My fiancee is from the UK. She just moved here. I am trying to get her a new phone. What is the most affordable plan with decent coverage, unlimited data, and international calling built in? The websites and stores seem designed to confuse people.


----------



## lunarlander (Sep 22, 2007)

Where is "here" ? This is an international forum. Just go to the web sites of your local telcom companies and check them all.


----------



## Freduardo (Nov 17, 2019)

lunarlander said:


> Where is "here" ? This is an international forum. Just go to the web sites of your local telcom companies and check them all.


apologies for my ethnocentric nature, I figured with the tech guy podcast being in california, the default was the United States.

where as stated, the websites seem designed to confuse.


----------



## bassfisher6522 (Aug 8, 2008)

You still have said where here is?

That said.....my here is the USA and here we have something called StraightTalk. Which is a pay as you go service on a 30 day format. They do have an international service. See the link below.

https://www.straighttalk.com/wps/portal/home


----------



## Couriant (Mar 26, 2002)

I did a calling plan where i can use it on any phone and was cheap enough at the time.
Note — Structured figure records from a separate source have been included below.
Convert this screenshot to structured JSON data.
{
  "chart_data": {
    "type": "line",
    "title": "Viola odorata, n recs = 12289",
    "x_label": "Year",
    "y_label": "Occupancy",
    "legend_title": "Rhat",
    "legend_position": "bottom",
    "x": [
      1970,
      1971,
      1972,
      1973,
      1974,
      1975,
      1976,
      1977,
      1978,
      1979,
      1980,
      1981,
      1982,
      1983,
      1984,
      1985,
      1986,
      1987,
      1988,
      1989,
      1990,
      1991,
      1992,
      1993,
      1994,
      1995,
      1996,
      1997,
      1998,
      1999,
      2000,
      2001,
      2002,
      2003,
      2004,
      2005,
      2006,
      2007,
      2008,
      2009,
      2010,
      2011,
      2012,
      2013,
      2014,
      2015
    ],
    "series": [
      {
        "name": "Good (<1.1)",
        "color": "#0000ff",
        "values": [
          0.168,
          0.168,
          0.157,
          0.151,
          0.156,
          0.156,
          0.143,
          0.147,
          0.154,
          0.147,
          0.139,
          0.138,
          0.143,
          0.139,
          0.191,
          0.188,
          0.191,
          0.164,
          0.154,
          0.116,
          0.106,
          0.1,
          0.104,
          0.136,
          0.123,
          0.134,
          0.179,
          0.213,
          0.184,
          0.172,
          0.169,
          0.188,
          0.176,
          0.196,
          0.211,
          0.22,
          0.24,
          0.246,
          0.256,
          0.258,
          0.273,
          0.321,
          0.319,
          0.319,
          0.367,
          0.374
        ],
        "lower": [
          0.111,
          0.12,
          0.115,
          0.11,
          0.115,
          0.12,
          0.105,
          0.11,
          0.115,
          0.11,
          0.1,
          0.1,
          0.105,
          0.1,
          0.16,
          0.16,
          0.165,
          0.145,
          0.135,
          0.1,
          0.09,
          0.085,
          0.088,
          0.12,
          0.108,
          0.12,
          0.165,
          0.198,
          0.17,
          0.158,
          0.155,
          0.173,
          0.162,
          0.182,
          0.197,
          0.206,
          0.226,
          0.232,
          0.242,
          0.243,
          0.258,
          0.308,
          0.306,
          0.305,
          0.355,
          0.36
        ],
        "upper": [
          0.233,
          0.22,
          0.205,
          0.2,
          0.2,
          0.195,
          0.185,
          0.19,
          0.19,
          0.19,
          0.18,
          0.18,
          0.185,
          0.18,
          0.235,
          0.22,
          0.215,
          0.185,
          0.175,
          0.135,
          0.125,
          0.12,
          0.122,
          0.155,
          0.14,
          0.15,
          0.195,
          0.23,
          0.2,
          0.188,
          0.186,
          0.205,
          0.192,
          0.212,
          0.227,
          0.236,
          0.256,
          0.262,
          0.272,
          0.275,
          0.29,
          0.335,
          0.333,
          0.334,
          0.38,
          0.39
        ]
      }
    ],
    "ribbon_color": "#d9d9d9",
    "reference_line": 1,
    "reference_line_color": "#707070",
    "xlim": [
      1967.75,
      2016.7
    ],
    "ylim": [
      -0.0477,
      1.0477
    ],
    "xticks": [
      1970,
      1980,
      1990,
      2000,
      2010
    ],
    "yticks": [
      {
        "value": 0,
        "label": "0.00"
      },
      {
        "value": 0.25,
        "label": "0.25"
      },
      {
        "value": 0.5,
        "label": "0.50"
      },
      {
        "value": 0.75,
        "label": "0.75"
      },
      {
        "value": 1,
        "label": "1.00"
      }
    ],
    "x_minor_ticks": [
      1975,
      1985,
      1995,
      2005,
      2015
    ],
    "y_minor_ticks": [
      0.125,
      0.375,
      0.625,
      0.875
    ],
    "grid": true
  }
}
I haven't seen a decent international plan yet that didn't involve Canada/Mexico for mobile providers.


----------



## Cookiegal (Aug 27, 2003)

Freduardo said:


> the tech guy podcast being in california


I think you are are referring to Leo Laporte who broadcasts as The Tech Guy out of California but that's not the same as this site and there is no affiliation. Tech Support Guy's owner Mike Cermak participates regularly on a radio show called Computer America but I believe they are based in Houston. Mr. Cermak/Tech Support Guy is based in Pennsylvania. Still, even though it's all the U.S.A., many people may say "here" and be referring to other countries so it's best to specify to avoid confusion which leads to getting the responses that best suit what you're looking for.


----------